Doctor Who: Paradise Towers

Doctor Who: Paradise Towers March 21, 2012

I find myself in two minds about the episode “Paradise Towers.” It certainly gives impressive expression to the Seventh Doctor’s persona. But the plot of the story seems in many respects to bring things down to the level of a relatively unconvincing children’s show. And while Doctor Who has always been a show for children, it has generally been a show that was not just for children.

Perhaps the key to appreciating the episode may be found in the Doctor’s own words early in the first of the four parts: “Nothing is just rubbish if you have an inquiring mind.”

The Doctor and Mel visit Paradise Towers, an impressive building with an impressive swimming pool that Mel is looking forward to swimming in. That in itself is a rather unpersuasive premise – the entire universe at your disposal, and this swimming pool in this particular building is where you want to go to swim? The pool itself, when we eventually see it, is fairly mundane.

The building itself seems to have ended up cut off from the rest of the planet and perhaps the rest of the cosmos. It is inhabited by Kangs – gangs of girls who talk in an odd dialect with unusual expressions; by Caretakers who rigidly seek to organize life in the building by their rulebook which they quote chapter and verse; and residents, older people a couple of whom have resorted to eating rats and, when they can catch them, people.

On the one hand, perhaps if we were to ever really encounter an alien culture, it might seem as odd, as silly, as ridiculous as the behavior of the characters in this episode (including Kangs with names like “Bin Liner” and “Fire Escape”). On the other hand, perhaps the ridiculousness points towards the real point being symbolic or allegorical.

The building “Paradise Towers” was designed by Kroagnon, known as “the great architect.” He also designed other famous buildings and locations, including “Miracle City.” The latter jogs the Doctor’s memory, since the name Kroagnon had seemed familiar to him. Kroagnon was eccentric, and having designed what he considered perfect buildings, he resented the residents whose occupation of them inevitably detracted from their cleanliness and splendor.

Kroagnon, it turns out, had had his mind imprisoned in a machine in the basement. But he manages to take control of the chief caretaker and set about seeking to eliminate the living flesh that pollutes the worlds he created. Indeed, he had been making various people “unalive” by controlling automated cleaning robots that roam the building, even before claiming a body and escaping from the basement.

The danger his freedom poses eventually brings the major inhabitants of the building together, united against a common threat.

Is the great architect an allegory for a particular understanding of God? This creator, whose appropriate residence is seemingly to be trapped in the underworld by his creations, is a self-absorbed tyrant whose interest is in having a perfect world, not in the meaningfulness of lives lived by ordinary people within it. It is perhaps not surprising that the caretakers, mistaking the Doctor for the great architect, want to kill him.
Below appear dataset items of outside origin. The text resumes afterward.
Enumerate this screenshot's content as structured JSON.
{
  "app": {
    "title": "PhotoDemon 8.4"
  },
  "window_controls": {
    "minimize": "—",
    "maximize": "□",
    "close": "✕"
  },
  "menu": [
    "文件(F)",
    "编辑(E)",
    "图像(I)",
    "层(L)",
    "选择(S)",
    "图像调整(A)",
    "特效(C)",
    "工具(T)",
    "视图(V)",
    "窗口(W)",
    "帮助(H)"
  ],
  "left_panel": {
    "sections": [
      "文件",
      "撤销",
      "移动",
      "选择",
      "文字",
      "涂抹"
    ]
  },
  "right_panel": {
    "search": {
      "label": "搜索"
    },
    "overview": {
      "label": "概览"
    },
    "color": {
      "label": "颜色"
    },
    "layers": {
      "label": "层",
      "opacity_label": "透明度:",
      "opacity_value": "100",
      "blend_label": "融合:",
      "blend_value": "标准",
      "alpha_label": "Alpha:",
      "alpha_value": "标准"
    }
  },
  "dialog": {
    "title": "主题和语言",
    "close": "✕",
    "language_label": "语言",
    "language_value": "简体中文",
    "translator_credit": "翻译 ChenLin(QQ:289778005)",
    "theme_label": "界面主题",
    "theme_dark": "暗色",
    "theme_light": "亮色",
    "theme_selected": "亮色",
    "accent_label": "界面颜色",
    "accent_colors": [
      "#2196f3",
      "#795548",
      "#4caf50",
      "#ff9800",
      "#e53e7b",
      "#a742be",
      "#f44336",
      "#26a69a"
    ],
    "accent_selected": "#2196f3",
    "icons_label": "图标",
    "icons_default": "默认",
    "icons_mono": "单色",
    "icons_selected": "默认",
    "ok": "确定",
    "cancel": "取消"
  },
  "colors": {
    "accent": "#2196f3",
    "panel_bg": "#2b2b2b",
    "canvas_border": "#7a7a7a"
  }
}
In another appropriate inversion, the uniting of the inhabitants of the creation takes place on the highest level, where the pool is. And I thought for sure I caught a glimpse of a chapel adjoining the pool deck, veiled off behind a curtain. One could perhaps even usefully explore parallels with Gnosticism, with an incompetent but proud creator making a world in which sparks from the divine realm of light are viewed as pollutants.

Most of the online reviews I’ve read are very appreciative of the episode, but view its satirical criticism as aimed at more mundane matters, such as the effects of urban housing developments in apartment blocks. “Build high for happiness.

I still find myself puzzled by this relatively bizarre and at times unconvincing episode. Is my finding allegorical depth in it a perception on my part of something the writer intended? Or is it merely confirmation of the Doctor’s words I quoted earlier – “nothing’s just rubbish if you have an inquiring mind”?